“Somewhere in the middle of THE DEAL you start to get a prickly feeling on the back of the neck, the uncomfortable sensation that someone, somewhere, is watching you. That’s how real and disquieting Matthew Witten’s drama is.” –LA Herald Examiner
The west coast premiere of THE DEAL, the last show produced at the Back Alley in 1989, told the story of two FBI agents in the field in need of a conviction, a politician on the take, and a local politician caught in the trap. Sound familiar today?
The LA Times called it a stylish production with replays of scenes on audio tape and flash freeze frames. Directed by Allan, it was tautly acted by Michael Cavanaugh, John M. Jackson, Will Nye and Charles Siebert. In an interview with Matt, who was 32 at the time, the LA Times said, “On one level it’s a topical thriller, a drama about greed and entrapment drawn from today’s headlines. But on a deeper level it’s a morality tale of trust and deceit, an even-handed examination of the bonds of friendship and the bounds of professional ethics.”

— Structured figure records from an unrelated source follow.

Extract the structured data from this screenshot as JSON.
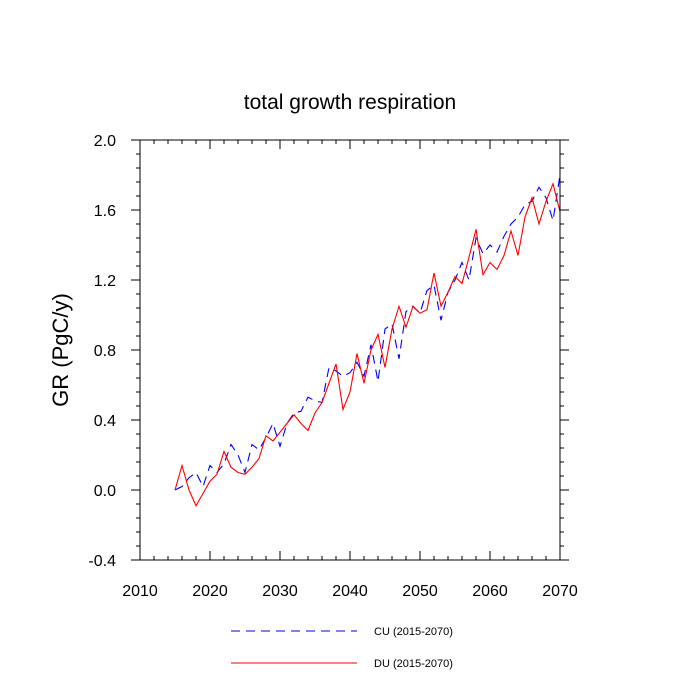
{
  "chart_data": {
    "type": "line",
    "title": "total growth respiration",
    "xlabel": "",
    "ylabel": "GR  (PgC/y)",
    "xlim": [
      2010,
      2070
    ],
    "ylim": [
      -0.4,
      2.0
    ],
    "xticks": [
      2010,
      2020,
      2030,
      2040,
      2050,
      2060,
      2070
    ],
    "xtick_labels": [
      "2010",
      "2020",
      "2030",
      "2040",
      "2050",
      "2060",
      "2070"
    ],
    "yticks": [
      -0.4,
      0.0,
      0.4,
      0.8,
      1.2,
      1.6,
      2.0
    ],
    "ytick_labels": [
      "-0.4",
      "0.0",
      "0.4",
      "0.8",
      "1.2",
      "1.6",
      "2.0"
    ],
    "x": [
      2015,
      2016,
      2017,
      2018,
      2019,
      2020,
      2021,
      2022,
      2023,
      2024,
      2025,
      2026,
      2027,
      2028,
      2029,
      2030,
      2031,
      2032,
      2033,
      2034,
      2035,
      2036,
      2037,
      2038,
      2039,
      2040,
      2041,
      2042,
      2043,
      2044,
      2045,
      2046,
      2047,
      2048,
      2049,
      2050,
      2051,
      2052,
      2053,
      2054,
      2055,
      2056,
      2057,
      2058,
      2059,
      2060,
      2061,
      2062,
      2063,
      2064,
      2065,
      2066,
      2067,
      2068,
      2069,
      2070
    ],
    "series": [
      {
        "name": "CU (2015-2070)",
        "color": "#0000ff",
        "style": "dashed",
        "values": [
          0.0,
          0.02,
          0.07,
          0.1,
          0.02,
          0.14,
          0.1,
          0.15,
          0.26,
          0.2,
          0.1,
          0.26,
          0.23,
          0.3,
          0.38,
          0.25,
          0.38,
          0.44,
          0.45,
          0.53,
          0.51,
          0.5,
          0.7,
          0.68,
          0.65,
          0.67,
          0.73,
          0.65,
          0.83,
          0.62,
          0.92,
          0.95,
          0.75,
          1.02,
          1.05,
          1.01,
          1.14,
          1.17,
          0.97,
          1.13,
          1.2,
          1.3,
          1.2,
          1.44,
          1.35,
          1.4,
          1.36,
          1.45,
          1.52,
          1.56,
          1.63,
          1.65,
          1.73,
          1.67,
          1.54,
          1.8
        ]
      },
      {
        "name": "DU (2015-2070)",
        "color": "#ff0000",
        "style": "solid",
        "values": [
          0.0,
          0.14,
          0.0,
          -0.09,
          -0.02,
          0.05,
          0.09,
          0.22,
          0.13,
          0.1,
          0.09,
          0.13,
          0.18,
          0.31,
          0.28,
          0.33,
          0.38,
          0.43,
          0.38,
          0.34,
          0.44,
          0.5,
          0.61,
          0.72,
          0.46,
          0.56,
          0.78,
          0.61,
          0.8,
          0.89,
          0.7,
          0.92,
          1.05,
          0.93,
          1.05,
          1.01,
          1.03,
          1.24,
          1.05,
          1.13,
          1.22,
          1.18,
          1.33,
          1.49,
          1.23,
          1.3,
          1.26,
          1.34,
          1.48,
          1.34,
          1.56,
          1.67,
          1.52,
          1.65,
          1.75,
          1.59
        ]
      }
    ],
    "legend": "bottom-center"
  }
}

One set, four actors. International City Theatre in Long Beach liked it so much they hired Allan to direct it again a few years later.

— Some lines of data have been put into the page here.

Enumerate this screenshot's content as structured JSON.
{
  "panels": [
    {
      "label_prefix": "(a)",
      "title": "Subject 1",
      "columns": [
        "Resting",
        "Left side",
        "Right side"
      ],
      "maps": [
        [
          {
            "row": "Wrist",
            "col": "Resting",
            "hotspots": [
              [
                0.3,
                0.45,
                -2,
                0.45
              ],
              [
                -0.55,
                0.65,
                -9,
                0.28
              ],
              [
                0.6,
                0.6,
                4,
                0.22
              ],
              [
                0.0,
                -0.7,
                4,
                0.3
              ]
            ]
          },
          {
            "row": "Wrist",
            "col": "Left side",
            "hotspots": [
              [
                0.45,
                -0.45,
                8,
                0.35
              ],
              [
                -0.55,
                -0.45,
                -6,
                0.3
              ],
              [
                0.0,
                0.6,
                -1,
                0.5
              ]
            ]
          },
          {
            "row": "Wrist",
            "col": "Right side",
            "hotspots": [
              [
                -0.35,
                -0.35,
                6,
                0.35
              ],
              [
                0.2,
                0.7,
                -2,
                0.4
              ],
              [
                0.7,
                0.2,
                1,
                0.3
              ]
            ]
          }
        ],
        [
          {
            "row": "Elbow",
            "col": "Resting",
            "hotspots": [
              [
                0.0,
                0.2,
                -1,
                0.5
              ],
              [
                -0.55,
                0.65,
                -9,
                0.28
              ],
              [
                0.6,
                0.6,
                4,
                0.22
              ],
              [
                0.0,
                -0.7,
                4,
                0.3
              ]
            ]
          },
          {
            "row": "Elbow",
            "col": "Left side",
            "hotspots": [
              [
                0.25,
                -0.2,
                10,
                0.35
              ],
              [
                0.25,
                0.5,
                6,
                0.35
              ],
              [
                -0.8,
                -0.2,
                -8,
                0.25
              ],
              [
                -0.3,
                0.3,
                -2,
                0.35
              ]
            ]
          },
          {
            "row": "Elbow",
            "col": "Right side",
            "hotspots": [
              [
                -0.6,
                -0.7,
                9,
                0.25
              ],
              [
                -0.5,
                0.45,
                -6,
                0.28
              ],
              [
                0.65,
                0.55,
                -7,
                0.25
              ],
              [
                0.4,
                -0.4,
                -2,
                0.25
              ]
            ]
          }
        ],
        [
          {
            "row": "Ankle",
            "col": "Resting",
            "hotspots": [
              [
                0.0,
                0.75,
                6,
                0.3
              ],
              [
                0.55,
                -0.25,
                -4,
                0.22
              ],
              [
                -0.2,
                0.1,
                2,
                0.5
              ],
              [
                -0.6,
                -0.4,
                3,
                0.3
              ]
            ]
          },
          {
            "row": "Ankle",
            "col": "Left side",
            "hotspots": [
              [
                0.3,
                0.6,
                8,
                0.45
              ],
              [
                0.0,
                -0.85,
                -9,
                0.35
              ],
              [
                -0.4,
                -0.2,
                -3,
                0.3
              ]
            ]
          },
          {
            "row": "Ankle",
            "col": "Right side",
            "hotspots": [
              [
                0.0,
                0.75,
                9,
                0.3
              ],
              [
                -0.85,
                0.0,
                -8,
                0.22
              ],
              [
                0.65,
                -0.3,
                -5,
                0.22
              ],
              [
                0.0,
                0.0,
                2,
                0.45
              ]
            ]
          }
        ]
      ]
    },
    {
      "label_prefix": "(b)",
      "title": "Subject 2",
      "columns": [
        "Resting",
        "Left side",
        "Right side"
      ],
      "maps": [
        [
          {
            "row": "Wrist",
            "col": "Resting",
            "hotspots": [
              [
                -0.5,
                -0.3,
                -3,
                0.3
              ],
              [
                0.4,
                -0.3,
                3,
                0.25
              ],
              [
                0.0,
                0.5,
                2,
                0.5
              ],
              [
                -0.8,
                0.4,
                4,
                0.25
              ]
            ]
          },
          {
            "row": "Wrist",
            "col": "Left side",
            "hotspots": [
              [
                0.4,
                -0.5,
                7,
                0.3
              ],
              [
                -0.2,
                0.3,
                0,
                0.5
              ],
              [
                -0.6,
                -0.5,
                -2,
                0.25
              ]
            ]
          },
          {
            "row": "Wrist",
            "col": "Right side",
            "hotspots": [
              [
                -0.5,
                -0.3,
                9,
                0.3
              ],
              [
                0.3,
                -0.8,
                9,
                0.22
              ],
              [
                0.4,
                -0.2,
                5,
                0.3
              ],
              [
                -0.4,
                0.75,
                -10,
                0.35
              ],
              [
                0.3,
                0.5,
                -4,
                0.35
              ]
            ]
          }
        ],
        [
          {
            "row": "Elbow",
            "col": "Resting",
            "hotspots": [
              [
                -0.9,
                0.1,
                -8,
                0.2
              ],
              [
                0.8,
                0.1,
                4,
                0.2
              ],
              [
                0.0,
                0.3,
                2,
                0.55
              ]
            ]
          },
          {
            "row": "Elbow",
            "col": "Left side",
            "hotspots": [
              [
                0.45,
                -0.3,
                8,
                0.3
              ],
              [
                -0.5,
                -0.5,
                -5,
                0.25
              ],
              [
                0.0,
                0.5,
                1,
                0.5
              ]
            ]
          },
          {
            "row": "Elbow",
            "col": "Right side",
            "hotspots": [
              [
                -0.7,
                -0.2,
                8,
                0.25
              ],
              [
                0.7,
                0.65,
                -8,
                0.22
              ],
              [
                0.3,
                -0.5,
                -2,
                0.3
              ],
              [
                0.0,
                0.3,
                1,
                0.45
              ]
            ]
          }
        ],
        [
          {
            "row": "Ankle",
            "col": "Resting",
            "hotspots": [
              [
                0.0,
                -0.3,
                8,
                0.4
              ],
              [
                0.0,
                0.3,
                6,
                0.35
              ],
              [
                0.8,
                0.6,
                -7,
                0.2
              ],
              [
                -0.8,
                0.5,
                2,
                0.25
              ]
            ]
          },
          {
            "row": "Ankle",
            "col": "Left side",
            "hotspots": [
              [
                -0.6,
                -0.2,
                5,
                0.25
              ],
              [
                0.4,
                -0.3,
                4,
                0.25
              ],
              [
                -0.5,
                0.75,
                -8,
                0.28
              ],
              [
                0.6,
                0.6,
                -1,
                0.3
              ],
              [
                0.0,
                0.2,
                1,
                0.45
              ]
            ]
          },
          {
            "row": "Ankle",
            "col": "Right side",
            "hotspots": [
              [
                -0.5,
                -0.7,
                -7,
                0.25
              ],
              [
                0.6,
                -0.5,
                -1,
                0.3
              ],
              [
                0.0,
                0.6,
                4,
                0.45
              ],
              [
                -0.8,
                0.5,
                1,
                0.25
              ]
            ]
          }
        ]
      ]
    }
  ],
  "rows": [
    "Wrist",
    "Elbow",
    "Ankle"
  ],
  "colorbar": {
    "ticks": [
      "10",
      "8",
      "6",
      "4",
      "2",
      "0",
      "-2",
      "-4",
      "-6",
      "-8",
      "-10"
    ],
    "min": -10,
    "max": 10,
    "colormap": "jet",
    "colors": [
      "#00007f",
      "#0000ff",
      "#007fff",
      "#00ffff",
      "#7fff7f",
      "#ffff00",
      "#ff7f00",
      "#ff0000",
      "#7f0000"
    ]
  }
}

Rick Rosenthal of Whitewater Films (“Bad Boys” and “Transparent” among other projects), optioned THE DEAL for film and I worked with him and Matt to turn it into a screenplay. It never got made but Rick did direct and produce another screenplay by Matt, “Drones.” Matt went on to become a prodigious writer of TV shows like “House (45 episodes!)” and “Law & Order”; the Jacob Burns mystery series and as of 2023 has embarked on a new adventure writing thriller novels.
When we struck the set for THE DEAL, we also struck the theatre itself, pulling out the seats, risers, lights, even the cabling from the walls. Everything went, and the building would never be a theatre again. We moved out and on.